IZU PHOTO MUSEUM[静岡県]

本橋成一は1940年東京生まれだから、荒木経惟、篠山紀信、沢渡朔、土田ヒロミ、須田一政らと同世代である。2歳上の森山大道や中平卓馬を含めて、まさに「日本写真」の黄金世代というべき充実した多彩な顔ぶれだが、本橋はそのなかでもやや地味な存在であり続けてきたといえるだろう。だが、その彼の50年以上に及ぶ写真家としての営みを集大成した、今回のIZU PHOTO MUSEUMでの展示を見ると、彼のしぶとく、したたかな仕事ぶりにあらためて目を見張ってしまう。ドキュメンタリー写真という枠組みにきちんと寄り添いながらも、ときにはそこからはみ出し、テーマ的にも、手法的にも、地域的にも、大きな広がりを持つ写真を撮り続けてきたことが、くっきりと見えてくるのだ。

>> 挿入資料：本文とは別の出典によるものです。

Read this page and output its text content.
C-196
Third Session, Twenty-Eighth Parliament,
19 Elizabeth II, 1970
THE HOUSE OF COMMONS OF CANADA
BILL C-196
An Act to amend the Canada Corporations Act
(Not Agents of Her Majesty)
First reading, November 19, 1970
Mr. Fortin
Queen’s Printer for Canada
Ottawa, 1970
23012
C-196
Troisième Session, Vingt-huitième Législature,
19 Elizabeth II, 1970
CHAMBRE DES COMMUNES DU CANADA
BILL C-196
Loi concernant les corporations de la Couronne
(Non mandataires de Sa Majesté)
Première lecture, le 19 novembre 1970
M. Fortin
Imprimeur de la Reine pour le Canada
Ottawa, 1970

約200点の展示作品は、1968年に第5回太陽賞を受賞した初期の代表作「炭鉱〈ヤマ〉」(1964~)をはじめとして、「上野駅」(1980~)、「屠場〈とば〉」(1986~)、「藝能東西」(1972~)、「サーカス」(1976~)、「アラヤシキ」(2011~)、「チェルノブイリ」(1991~)、「雄冬」(1963~)、「与論島」(1964~)といったテーマ別に並んでいた。そこから浮かび上がってくるのは、本橋がある特定の被写体に集中して撮影するよりは、その周囲の環境のディテールを丁寧に写し込んでいることだ。むしろ、聴覚や嗅覚や触覚を含めた全身感覚的なその場の空気感こそを、写真を通じて捉えようとしているように思える。本展のタイトルにもなっている「在り処」、すなわち「生が息づく場所」をどう定着するのかという持続的な関心こそが、本橋の真骨頂といえるのではないだろうか。
興味深かったのは、東京綜合写真専門学校在学中に撮影された、彼の最初期の作品「雄冬」と「与論島」に、すでに後年の本橋の、被写体の周辺を画面に広く取り入れていくスタイルがあらわれてきていることだ。北海道増毛町雄冬と鹿児島県与論島で撮影されたこれらの写真群を、展示の最後に置いたところに、本展を「原点回帰」として位置づけようという本橋の意思が、明確にあらわれているように感じた。